Bypassing the risks and limitations associated with manual engagement with data, including time, inefficiency, human error, and high administrative costs.

By creating richer data sets with improved categorization of legal entities, the tool promotes greater insight and transparency into the global marketplace. It works with the LEI to create a globally consistent data set.

LENU is an open-source Python library accessible on Git Hub. LENU uses the LEI data to build jurisdiction-specific models and allows the user to get a suggestion for a legal form for any given legal name. GLEIF has established a data quality loop in which the legal form suggested by the tool is compared to the ELF code in the current LEI data. In case of clear discrepancies between the model’s results and the current LEI data, GLEIF creates data challenges, which are sent to the LEI issuers for exact verification and update of the data records, where needed. The updated data is then used to build the next version of the models with an improved data source, which ultimately boosts the model’s performance.

LENU utilizes transformer model architecture and BERT base models to process various languages and jurisdictions. The models are also available and ready to use on Hugging Face, where the user will find jurisdiction-specific models tailored for legal form detection.
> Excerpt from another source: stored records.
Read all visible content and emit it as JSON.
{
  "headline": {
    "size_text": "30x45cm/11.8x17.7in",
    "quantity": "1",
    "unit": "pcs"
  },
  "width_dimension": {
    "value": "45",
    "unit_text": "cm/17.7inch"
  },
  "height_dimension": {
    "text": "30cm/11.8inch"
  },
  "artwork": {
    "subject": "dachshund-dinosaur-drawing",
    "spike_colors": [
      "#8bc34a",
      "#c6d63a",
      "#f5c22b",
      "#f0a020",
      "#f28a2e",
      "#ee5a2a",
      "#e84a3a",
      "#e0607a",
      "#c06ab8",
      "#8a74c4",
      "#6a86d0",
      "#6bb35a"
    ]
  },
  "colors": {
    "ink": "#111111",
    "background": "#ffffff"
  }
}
GLEIF, University of St. Gallen, and Sociovestix Labs summarized their findings in a scientific research paper, “Transformer-based Entity Legal Form Classification”. The study highlights the significant potential of Transformer-based models in advancing data standardization and data integration. Introducing the entity’s legal form via standardized data items adds more confidence to entity linkage tasks, enabling robust mapping pairs across multiple datasets, as each entity can only have one legal form.

LENU Git Hub Repository

Hugging Face Models

Entity Legal Forms (ELF) Code List

Scientific Research Paper

We believe broader adoption of the ELF code standard will significantly enhance transparency while improving data integration tasks in various domains. By making our open-source library freely accessible to the public, we want to facilitate the adoption of ELF codes by entities worldwide. We invite all stakeholders to use it for entity legal form classification.